The towns served by Joshua's Trust contain some of the last undeveloped property in the New York-Boston corridor. Significant swaths of undeveloped forest, rivers and watersheds of major significance and farms populate the area. Pilots, flying overhead at night, were struck by the lack of artificial illumination in the as-yet rural and undeveloped area. This gave rise to the nicknames like "the Quiet Corner" and "the Last Green Valley". As of 2009, 70% of the area was still field, forest or farmland. In 1994, the surrounding Shetucket-Quinebaug Heritage Corridor, nestled between the Quinebaug and Shetucket Rivers, was granted National Heritage Corridor status by the National Park Service. In 1999, the area was enlarged, creating a 35 town heritage corridor which includes all of the Joshua's Trust towns and villages.

As of 2011, Joshua's Tract Conservation and Historic Trust owns preserves and/or conservation easements in the towns and villages of Andover, Ashford, Chaplin, Columbia, Coventry, Eastford, Franklin, Hampton, Lebanon, Mansfield, Mansfield Center, Scotland, Storrs, Tolland, Willington, Windham, and Woodstock.

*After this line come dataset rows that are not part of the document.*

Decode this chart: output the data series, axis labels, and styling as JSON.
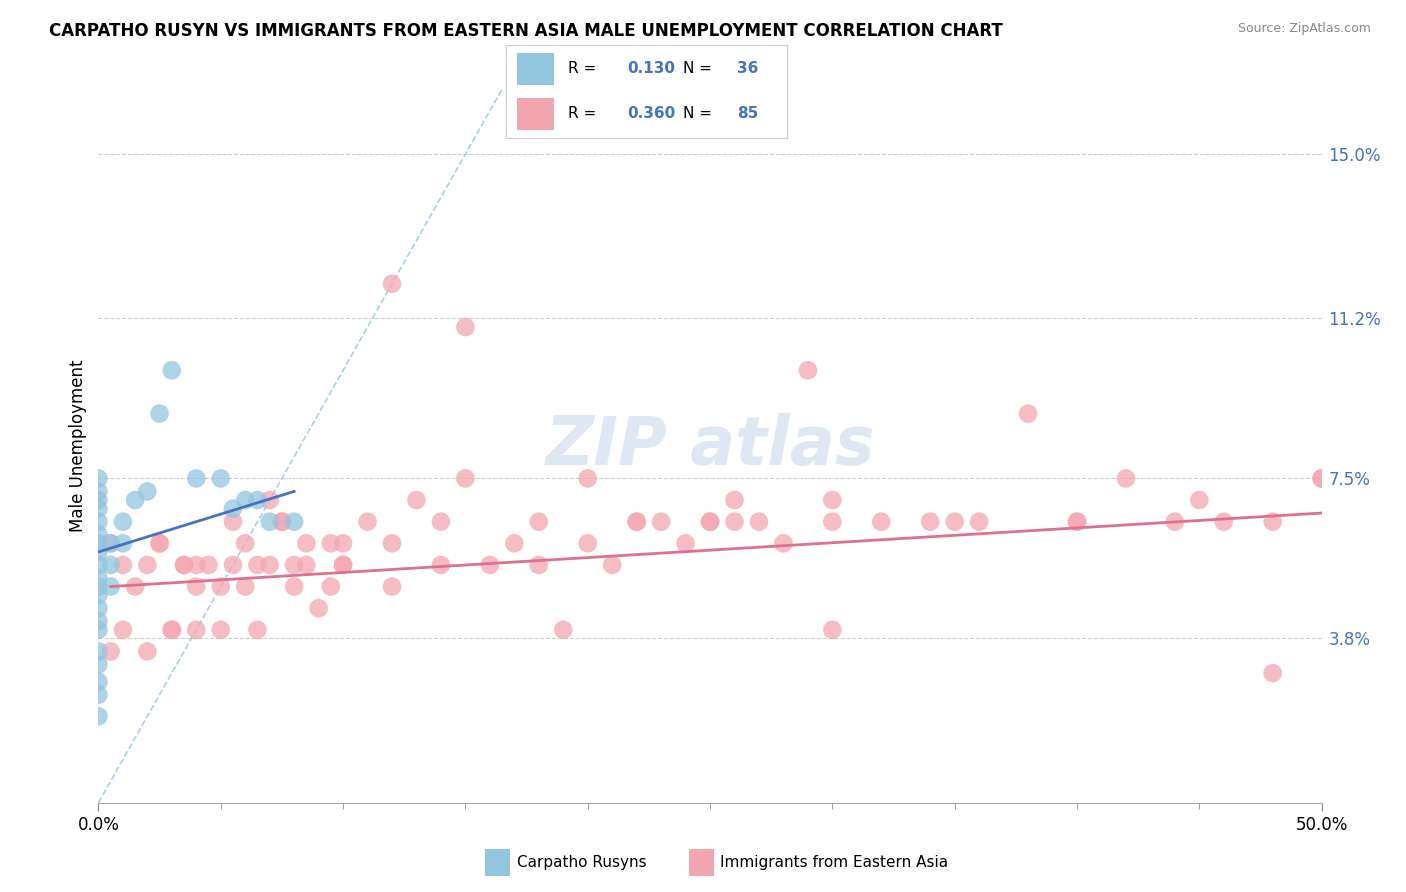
{
  "title": "CARPATHO RUSYN VS IMMIGRANTS FROM EASTERN ASIA MALE UNEMPLOYMENT CORRELATION CHART",
  "source": "Source: ZipAtlas.com",
  "ylabel": "Male Unemployment",
  "yticks": [
    0.038,
    0.075,
    0.112,
    0.15
  ],
  "ytick_labels": [
    "3.8%",
    "7.5%",
    "11.2%",
    "15.0%"
  ],
  "xlim": [
    0.0,
    0.5
  ],
  "ylim": [
    0.0,
    0.165
  ],
  "legend_r1": "R = 0.130",
  "legend_n1": "N = 36",
  "legend_r2": "R = 0.360",
  "legend_n2": "N = 85",
  "color_blue": "#92C5DE",
  "color_pink": "#F4A6B0",
  "color_blue_line": "#4472C4",
  "color_pink_line": "#E07090",
  "color_blue_text": "#4472C4",
  "blue_scatter_x": [
    0.0,
    0.0,
    0.0,
    0.0,
    0.0,
    0.0,
    0.0,
    0.0,
    0.0,
    0.0,
    0.0,
    0.0,
    0.0,
    0.0,
    0.0,
    0.0,
    0.0,
    0.0,
    0.0,
    0.0,
    0.005,
    0.005,
    0.005,
    0.01,
    0.01,
    0.015,
    0.02,
    0.025,
    0.03,
    0.04,
    0.05,
    0.055,
    0.06,
    0.065,
    0.07,
    0.08
  ],
  "blue_scatter_y": [
    0.075,
    0.072,
    0.07,
    0.068,
    0.065,
    0.062,
    0.06,
    0.058,
    0.055,
    0.052,
    0.05,
    0.048,
    0.045,
    0.042,
    0.04,
    0.035,
    0.032,
    0.028,
    0.025,
    0.02,
    0.06,
    0.055,
    0.05,
    0.065,
    0.06,
    0.07,
    0.072,
    0.09,
    0.1,
    0.075,
    0.075,
    0.068,
    0.07,
    0.07,
    0.065,
    0.065
  ],
  "pink_scatter_x": [
    0.005,
    0.01,
    0.015,
    0.02,
    0.025,
    0.03,
    0.035,
    0.04,
    0.04,
    0.045,
    0.05,
    0.055,
    0.06,
    0.065,
    0.07,
    0.075,
    0.08,
    0.085,
    0.09,
    0.095,
    0.1,
    0.1,
    0.11,
    0.12,
    0.13,
    0.14,
    0.15,
    0.16,
    0.17,
    0.18,
    0.19,
    0.2,
    0.21,
    0.22,
    0.23,
    0.24,
    0.25,
    0.26,
    0.27,
    0.28,
    0.29,
    0.3,
    0.32,
    0.34,
    0.36,
    0.38,
    0.4,
    0.42,
    0.44,
    0.46,
    0.48,
    0.5,
    0.005,
    0.01,
    0.02,
    0.03,
    0.04,
    0.05,
    0.06,
    0.07,
    0.08,
    0.1,
    0.12,
    0.14,
    0.18,
    0.22,
    0.26,
    0.3,
    0.35,
    0.4,
    0.45,
    0.5,
    0.025,
    0.035,
    0.055,
    0.065,
    0.075,
    0.085,
    0.095,
    0.12,
    0.15,
    0.2,
    0.25,
    0.3,
    0.48
  ],
  "pink_scatter_y": [
    0.06,
    0.055,
    0.05,
    0.055,
    0.06,
    0.04,
    0.055,
    0.055,
    0.05,
    0.055,
    0.04,
    0.055,
    0.06,
    0.04,
    0.07,
    0.065,
    0.055,
    0.06,
    0.045,
    0.05,
    0.055,
    0.06,
    0.065,
    0.06,
    0.07,
    0.065,
    0.075,
    0.055,
    0.06,
    0.065,
    0.04,
    0.06,
    0.055,
    0.065,
    0.065,
    0.06,
    0.065,
    0.07,
    0.065,
    0.06,
    0.1,
    0.065,
    0.065,
    0.065,
    0.065,
    0.09,
    0.065,
    0.075,
    0.065,
    0.065,
    0.065,
    0.075,
    0.035,
    0.04,
    0.035,
    0.04,
    0.04,
    0.05,
    0.05,
    0.055,
    0.05,
    0.055,
    0.05,
    0.055,
    0.055,
    0.065,
    0.065,
    0.07,
    0.065,
    0.065,
    0.07,
    0.075,
    0.06,
    0.055,
    0.065,
    0.055,
    0.065,
    0.055,
    0.06,
    0.12,
    0.11,
    0.075,
    0.065,
    0.04,
    0.03
  ],
  "diag_line_x": [
    0.0,
    0.165
  ],
  "diag_line_y": [
    0.0,
    0.165
  ],
  "blue_trend_x_start": 0.0,
  "blue_trend_x_end": 0.08,
  "blue_trend_y_start": 0.058,
  "blue_trend_y_end": 0.072,
  "pink_trend_x_start": 0.005,
  "pink_trend_x_end": 0.5,
  "pink_trend_y_start": 0.05,
  "pink_trend_y_end": 0.067
}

In Mansfield, Trust properties include Proposal Rocks, Coney Rock, Wolf Rock, and the Gurley-Mason Mill Site.

== Method ==
The Trust works with landowners by accepting and managing donated land, raising funds when a significant property is offered at reduced price, and by contributing to municipal open space or agricultural preservation efforts. Recently, property owned "in fee", has been acquired as a result of subdivision activity, when municipal open space set-asides occur. Joshua's Trust also works with landowners who want to protect their land with conservation easements, which are legal restrictions on a parcel's use based on the "bundle of sticks" approach, removing the right to develop the eased property.

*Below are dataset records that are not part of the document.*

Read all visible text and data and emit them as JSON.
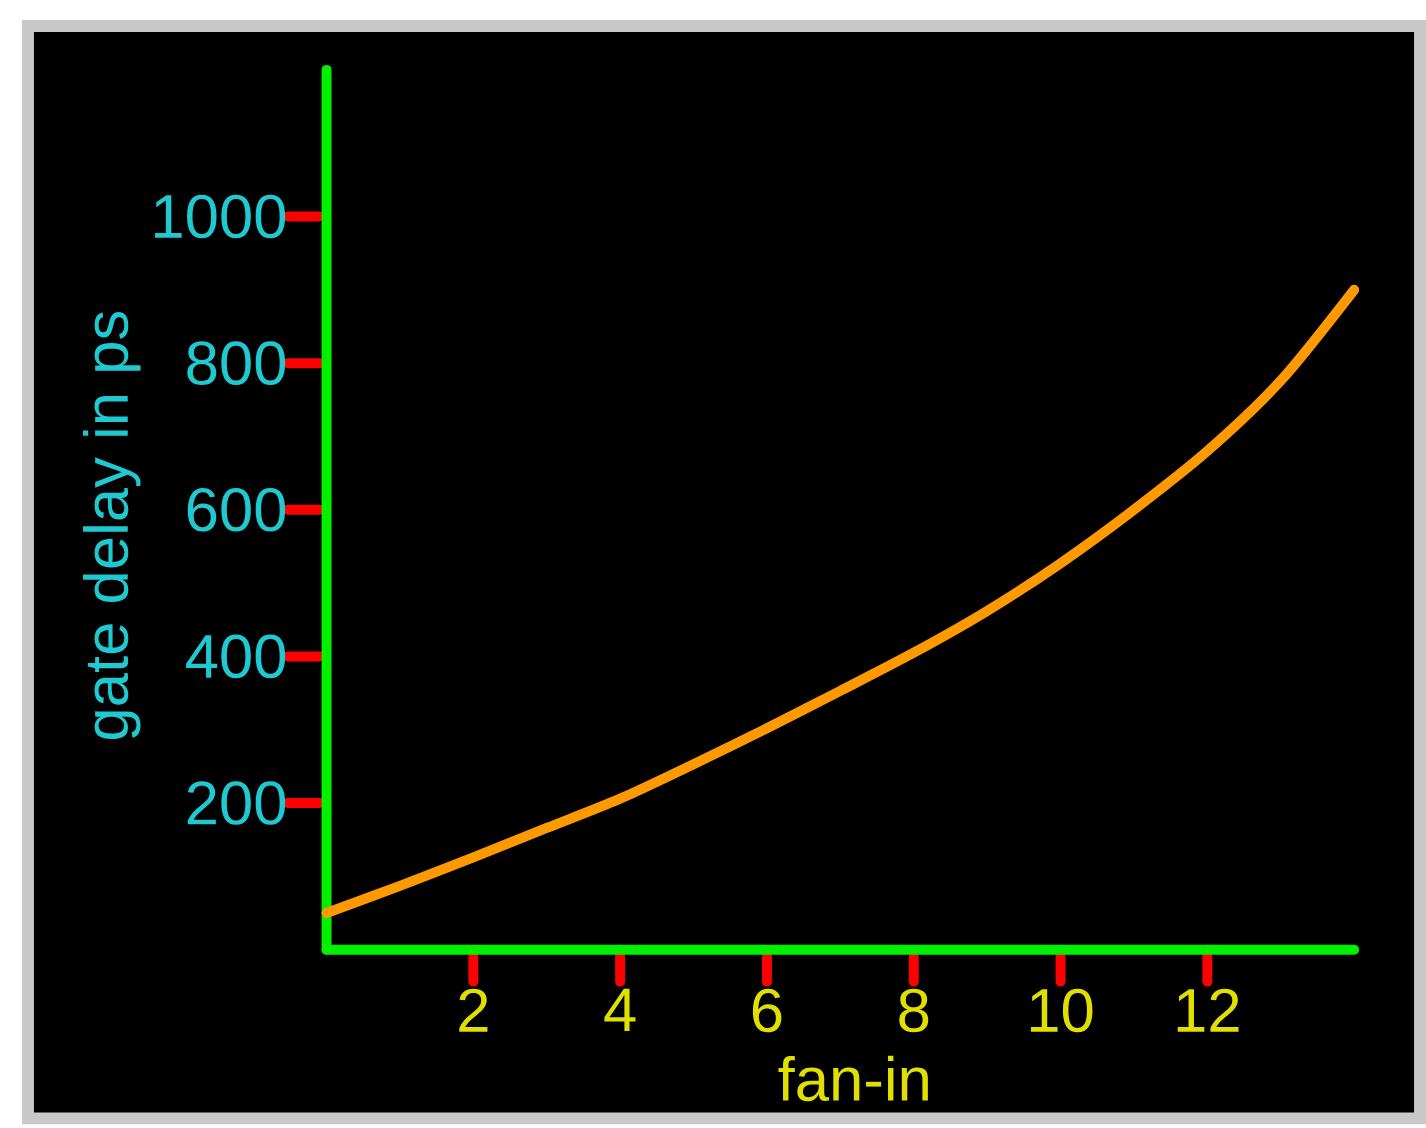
{
  "chart_data": {
    "type": "line",
    "xlabel": "fan-in",
    "ylabel": "gate delay in ps",
    "x": [
      0,
      1,
      2,
      3,
      4,
      5,
      6,
      7,
      8,
      9,
      10,
      11,
      12,
      13,
      14
    ],
    "series": [
      {
        "color": "#ff9900",
        "values": [
          50,
          87,
          126,
          166,
          206,
          253,
          302,
          353,
          405,
          462,
          527,
          600,
          680,
          776,
          900
        ]
      }
    ],
    "xlim": [
      0,
      14
    ],
    "ylim": [
      0,
      1200
    ],
    "xticks": [
      2,
      4,
      6,
      8,
      10,
      12
    ],
    "yticks": [
      200,
      400,
      600,
      800,
      1000
    ]
  }
}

Preserves that are owned outright by Joshua's Trust have short and long-term management plans, implemented by Trust volunteers and property steward(s). Conservation easements are actively monitored by members of the Trust's Conservation Easements Committee.

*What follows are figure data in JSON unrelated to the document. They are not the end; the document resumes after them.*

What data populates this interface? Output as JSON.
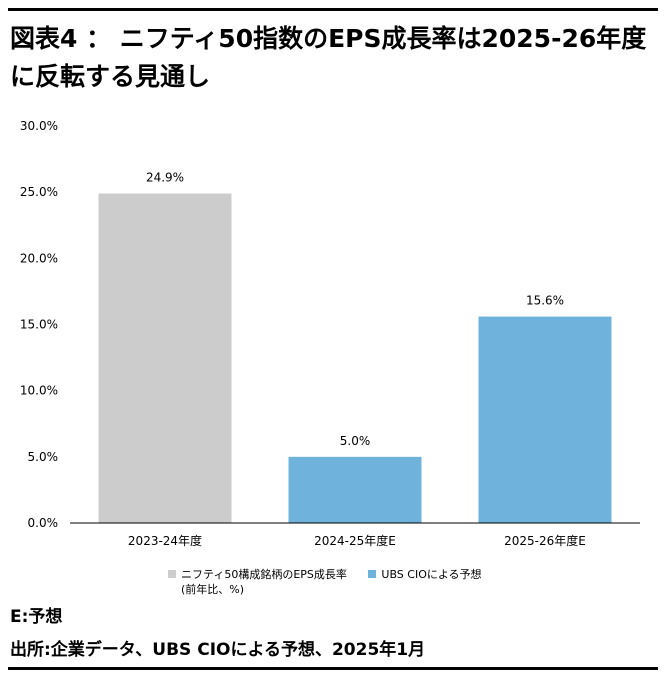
{
  "title": "図表4 ： ニフティ50指数のEPS成長率は2025-26年度に反転する見通し",
  "colors": {
    "actual": "#cccccc",
    "forecast": "#6fb3dd",
    "axis": "#000000",
    "text": "#000000"
  },
  "legend": [
    {
      "label": "ニフティ50構成銘柄のEPS成長率",
      "sublabel": "(前年比、%)",
      "color": "#cccccc"
    },
    {
      "label": "UBS CIOによる予想",
      "color": "#6fb3dd"
    }
  ],
  "chart_data": {
    "type": "bar",
    "categories": [
      "2023-24年度",
      "2024-25年度E",
      "2025-26年度E"
    ],
    "values": [
      24.9,
      5.0,
      15.6
    ],
    "data_labels": [
      "24.9%",
      "5.0%",
      "15.6%"
    ],
    "bar_colors": [
      "#cccccc",
      "#6fb3dd",
      "#6fb3dd"
    ],
    "ylim": [
      0,
      30
    ],
    "yticks": [
      "0.0%",
      "5.0%",
      "10.0%",
      "15.0%",
      "20.0%",
      "25.0%",
      "30.0%"
    ],
    "ytick_values": [
      0,
      5,
      10,
      15,
      20,
      25,
      30
    ],
    "grid": false,
    "legend_position": "bottom"
  },
  "notes": {
    "forecast": "E:予想",
    "source": "出所:企業データ、UBS CIOによる予想、2025年1月"
  }
}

Joshua's Trust offers workshops covering environmental stewardship issues of interest and concern, and works to encourage open space preservation and community involvement. As part of this effort, the Joshua's Trust Conservation Award is awarded to area organizations and individuals in recognition of outstanding conservation efforts.

== Awards received==
- 2011 Excellence in Land Conservation Award from CLCC, for Successful Collaboration in Stewardship
- 2011 Positive Results Award from Conserving Tolland
- 2009 Outstanding Stewardship Effort Award from the Connecticut Land Conservation Council
- 2005 Substantial Size Award from the Connecticut Land Trust Service Bureau
- 2003 Special Achievement Award, from the Connecticut Greenways Council
- 2001 Outstanding Organization certificate from the Connecticut Forest and Park Association
- 1998 Green Circle Program Certificate presented by the Connecticut Department of Environmental Protection
- 1998 Frederick Law Olmsted Award, presented by the Connecticut Chapter of American Society of Landscape Architects.
- 1996 Connecticut Land Trust Service Bureau, Partnerships Challenge Award
- 1989 and 1987 recipient of the Connecticut Land Trust Service Bureau Protection Award

== Accreditation ==
In 2005, the executive board voted to adopt practices consistent with Land Trust Alliance guidelines, and Joshua's Trust was officially granted accredited land trust status in February 2011. This designation recognizes a land trust for its commitment to the highest ethical standards in its practices and stewardship of entrusted properties.